After a time I roused myself from my despair. I noted that the inrushing waters had a downward flow. If I followed them, I should be certain to find human beings. I made torches of the garments that lay in the nooks, and stumbled along the marvellous cave, for how many days I know not, guided by the hiss of the tortuous waters. To the right I often lost the wall that I crept along. There were deep subcaves branching off. At last I sank down in weariness and nausea of life. My torches had given out. I had long before eaten the last of my food. I fell into a swoon, and I seemed to dream. I saw Sneekape tempted by beautiful women and agonised to find them phantoms. He was whipped and lashed as he and his countrymen had whipped and lashed the Swoonarian slaves. Phantom after phantom drew him into love-passages, till at last I saw him sink in death upon the earth. He had died of his own special passion.
It was no dream at all, for my rescuer appeared and interpreted to me the scenes I had just witnessed. They never killed any of these cruel tyrants who had done them so many wrongs; they only let them feel what they had been, and allowed them to die of surfeit of their own passions. It was worth the trouble, to make them agonise through the dreary fate of their victims and meet the natural result of their own vices. To kill them off would be too merciful. The method of nature was more just, to make their own sins punish them.
They were about to apply a quicker solvent to these obstructives of the progress of man. They had the germs of all the diseases that attacked their vices, and every Swoonarian woman was to be armed with capsules of them, and whenever any one of the licentious tyrants approached her with unjust or salacious intent in his mind, a capsule was, with its sharp point, to effect a slight scratch on his body and, broken, to pour its contents into the wound.
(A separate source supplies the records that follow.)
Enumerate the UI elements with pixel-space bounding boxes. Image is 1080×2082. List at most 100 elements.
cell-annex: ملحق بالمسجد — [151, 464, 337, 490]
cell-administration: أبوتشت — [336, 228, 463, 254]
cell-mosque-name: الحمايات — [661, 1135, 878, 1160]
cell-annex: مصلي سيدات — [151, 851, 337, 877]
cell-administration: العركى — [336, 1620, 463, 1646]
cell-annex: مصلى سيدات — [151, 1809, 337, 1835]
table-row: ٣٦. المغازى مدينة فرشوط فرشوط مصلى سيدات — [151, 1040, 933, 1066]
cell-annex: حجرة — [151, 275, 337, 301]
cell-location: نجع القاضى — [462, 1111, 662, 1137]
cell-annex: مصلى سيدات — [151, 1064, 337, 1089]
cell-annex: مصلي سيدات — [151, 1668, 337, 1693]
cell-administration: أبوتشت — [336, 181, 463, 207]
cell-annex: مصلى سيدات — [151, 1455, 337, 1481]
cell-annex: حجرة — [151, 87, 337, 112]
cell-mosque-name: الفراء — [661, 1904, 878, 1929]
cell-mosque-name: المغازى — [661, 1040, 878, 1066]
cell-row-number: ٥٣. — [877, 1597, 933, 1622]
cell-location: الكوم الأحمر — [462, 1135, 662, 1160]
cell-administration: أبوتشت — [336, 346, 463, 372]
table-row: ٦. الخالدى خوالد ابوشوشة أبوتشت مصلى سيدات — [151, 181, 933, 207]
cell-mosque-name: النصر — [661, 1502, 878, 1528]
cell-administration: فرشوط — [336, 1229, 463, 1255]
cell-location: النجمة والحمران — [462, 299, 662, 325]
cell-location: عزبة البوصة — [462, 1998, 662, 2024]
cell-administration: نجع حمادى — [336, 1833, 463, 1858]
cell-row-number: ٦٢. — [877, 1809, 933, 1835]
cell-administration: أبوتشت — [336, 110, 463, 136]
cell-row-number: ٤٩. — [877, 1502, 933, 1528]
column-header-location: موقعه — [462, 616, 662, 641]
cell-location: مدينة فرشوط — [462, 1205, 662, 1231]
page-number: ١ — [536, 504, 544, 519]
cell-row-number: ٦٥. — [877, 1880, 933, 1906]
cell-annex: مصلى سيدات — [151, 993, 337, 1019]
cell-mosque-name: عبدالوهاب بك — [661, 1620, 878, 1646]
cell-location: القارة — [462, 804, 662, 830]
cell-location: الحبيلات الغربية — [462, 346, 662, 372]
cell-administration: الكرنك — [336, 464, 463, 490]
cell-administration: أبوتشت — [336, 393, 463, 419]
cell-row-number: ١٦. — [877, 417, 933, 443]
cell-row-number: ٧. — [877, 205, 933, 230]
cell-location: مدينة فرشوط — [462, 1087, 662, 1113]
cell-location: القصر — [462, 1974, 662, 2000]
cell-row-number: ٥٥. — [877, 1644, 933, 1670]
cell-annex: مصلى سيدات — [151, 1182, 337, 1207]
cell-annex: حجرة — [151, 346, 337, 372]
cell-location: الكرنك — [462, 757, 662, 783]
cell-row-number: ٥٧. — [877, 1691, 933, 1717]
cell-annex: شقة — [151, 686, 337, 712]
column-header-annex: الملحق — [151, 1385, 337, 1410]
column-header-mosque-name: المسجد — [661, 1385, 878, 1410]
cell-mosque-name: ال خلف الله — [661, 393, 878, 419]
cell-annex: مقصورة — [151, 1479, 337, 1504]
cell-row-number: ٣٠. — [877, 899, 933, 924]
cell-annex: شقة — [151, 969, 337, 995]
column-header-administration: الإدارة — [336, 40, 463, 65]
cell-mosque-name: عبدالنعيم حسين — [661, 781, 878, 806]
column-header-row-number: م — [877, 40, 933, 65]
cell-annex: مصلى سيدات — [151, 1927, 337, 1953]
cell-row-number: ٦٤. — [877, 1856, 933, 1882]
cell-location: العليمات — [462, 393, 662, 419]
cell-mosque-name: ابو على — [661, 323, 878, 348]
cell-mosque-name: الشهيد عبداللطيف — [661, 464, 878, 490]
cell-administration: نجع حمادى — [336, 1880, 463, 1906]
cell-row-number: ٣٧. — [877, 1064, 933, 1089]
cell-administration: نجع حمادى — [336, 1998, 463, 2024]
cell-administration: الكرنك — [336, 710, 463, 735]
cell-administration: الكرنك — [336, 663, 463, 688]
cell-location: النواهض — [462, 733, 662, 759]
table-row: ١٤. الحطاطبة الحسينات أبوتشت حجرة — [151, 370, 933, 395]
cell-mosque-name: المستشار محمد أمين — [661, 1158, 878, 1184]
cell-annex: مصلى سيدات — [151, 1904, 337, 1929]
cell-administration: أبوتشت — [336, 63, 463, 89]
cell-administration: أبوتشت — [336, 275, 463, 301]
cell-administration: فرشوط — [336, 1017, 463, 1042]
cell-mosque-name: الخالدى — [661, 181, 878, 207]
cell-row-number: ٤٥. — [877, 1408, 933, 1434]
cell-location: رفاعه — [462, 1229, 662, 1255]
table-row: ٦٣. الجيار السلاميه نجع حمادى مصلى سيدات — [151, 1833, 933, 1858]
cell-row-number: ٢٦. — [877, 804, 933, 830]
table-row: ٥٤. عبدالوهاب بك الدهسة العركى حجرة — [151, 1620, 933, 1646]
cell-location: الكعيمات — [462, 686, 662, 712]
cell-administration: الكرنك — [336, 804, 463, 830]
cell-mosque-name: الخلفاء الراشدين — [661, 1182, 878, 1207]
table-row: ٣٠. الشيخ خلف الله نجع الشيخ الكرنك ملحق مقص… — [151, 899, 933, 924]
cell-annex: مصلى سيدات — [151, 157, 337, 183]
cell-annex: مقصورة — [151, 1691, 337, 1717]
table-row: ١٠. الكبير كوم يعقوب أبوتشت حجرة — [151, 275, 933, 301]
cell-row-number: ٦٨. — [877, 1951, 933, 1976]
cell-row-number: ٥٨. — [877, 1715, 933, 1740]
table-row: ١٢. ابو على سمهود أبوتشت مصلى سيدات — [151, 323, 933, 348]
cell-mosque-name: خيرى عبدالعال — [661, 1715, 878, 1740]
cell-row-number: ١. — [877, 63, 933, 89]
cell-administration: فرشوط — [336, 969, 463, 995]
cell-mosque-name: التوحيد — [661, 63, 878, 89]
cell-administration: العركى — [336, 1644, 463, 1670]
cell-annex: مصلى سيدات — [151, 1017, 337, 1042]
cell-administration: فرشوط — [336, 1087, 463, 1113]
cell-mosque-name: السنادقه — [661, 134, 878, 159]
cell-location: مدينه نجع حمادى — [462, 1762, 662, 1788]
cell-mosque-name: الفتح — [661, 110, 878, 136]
The Swoonarian men were escaping by means of seeming suicide. They plunged into what the Figlefians thought a boiling caldron in their burning mountain Nookoo. But there was a cool space in it, and it was into this that they dived and came up in the cave.
My rescuer had pleaded with his fellow-conspirators for my life and on oath that I would never divulge their secret I was given up to him. He blindfolded me and led me by a rough and devious path, that zigzagged and circled round in the most bewildering way. Then was I conscious of being enclosed in something that seemed a coffin. I dared not rebel; and in fact I fully trusted the good faith of my rescuer. I soon felt myself hurled as if through the air and my strange enclosure plunge as if into water. For a few moments I had the sensation of stifling, and then I felt a rush of briny air into my lungs; there was buoyancy about my cell, and before long it moved along the surface of water and struck land. I heard the voice of my guide again; the lid of my coffin was unlocked, and I knew that I was standing on the earth in the sweet air of heaven once more. Many a mile, it seemed to me, was I led up and down, but at last we sat, and food was supplied to me. Again we started forth on our rough journey. I was led down to a sandy beach; I knew by the sound of the rippling waves and by the soft pliancy of that on which I walked. I heard men’s voices and the sound of paddles. I was lifted into a canoe, and my rescuer whispered in my ear farewell. I sought his hand, and pressed it in token of gratitude. When the band was removed from my eyes, I was on board my own yacht, and the dawn was breaking in the east.